American artist and photographer (born 1954)

Jill Enfield (born August 8, 1954, in Miami Beach, Florida) is a photographer and hand coloring artist best known for her work in alternative photographic processes such as Cyanotype and Collodion process. She has taught at The New School (Parsons Division), ICP, and New York University.

==The New Americans==
One of Enfield's best known projects is The New Americans, a portrait series of contemporary immigrants made using the wet plate collodion process.
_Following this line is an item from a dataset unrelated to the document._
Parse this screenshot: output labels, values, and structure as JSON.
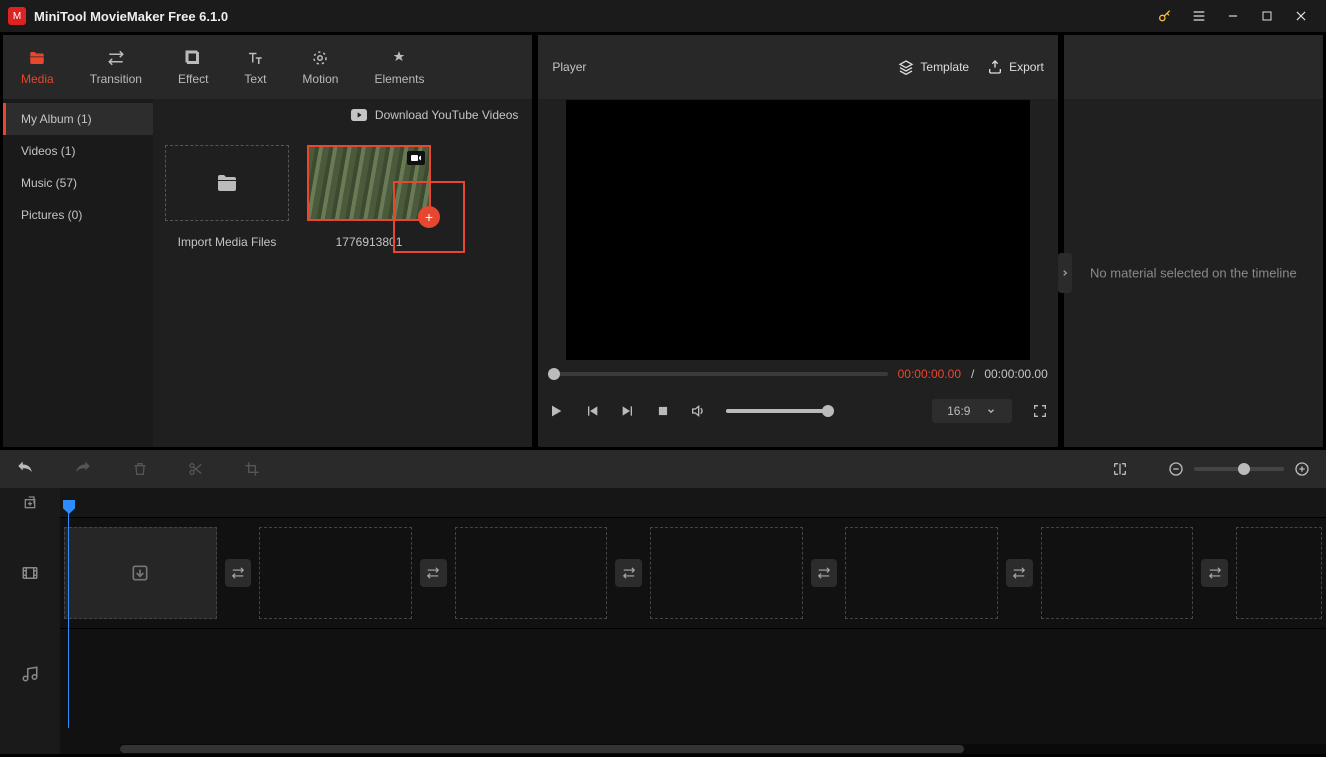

The project culminated in a 2017 solo exhibition at the Ellis Island National Museum of Immigration that occupied six galleries from May through September 2017. The exhibition included Glasshouse of New Americans, an installation comprising approximately 45 antique windows, each bearing a wet collodion portrait of a contemporary immigrant, assembled into the form of a house. The work references the historical use of collodion photography to document immigrants arriving at Ellis Island in the 19th century. The installation subsequently traveled to other venues including Photoville in Brooklyn.

==Books==
- Enfield, Jill (2002). "Photo-imaging: a complete guide to alternative processes"
- Enfield, Jill (2013). Jill Enfield's Guide to Photographic Alternative Processes.1st Edition. Routledge Books. ISBN 9780415810241.
- Enfield, Jill (2020). Jill Enfield's Guide to Photographic Alternative Processes.2nd Edition. Routledge Books. ISBN 1138229075.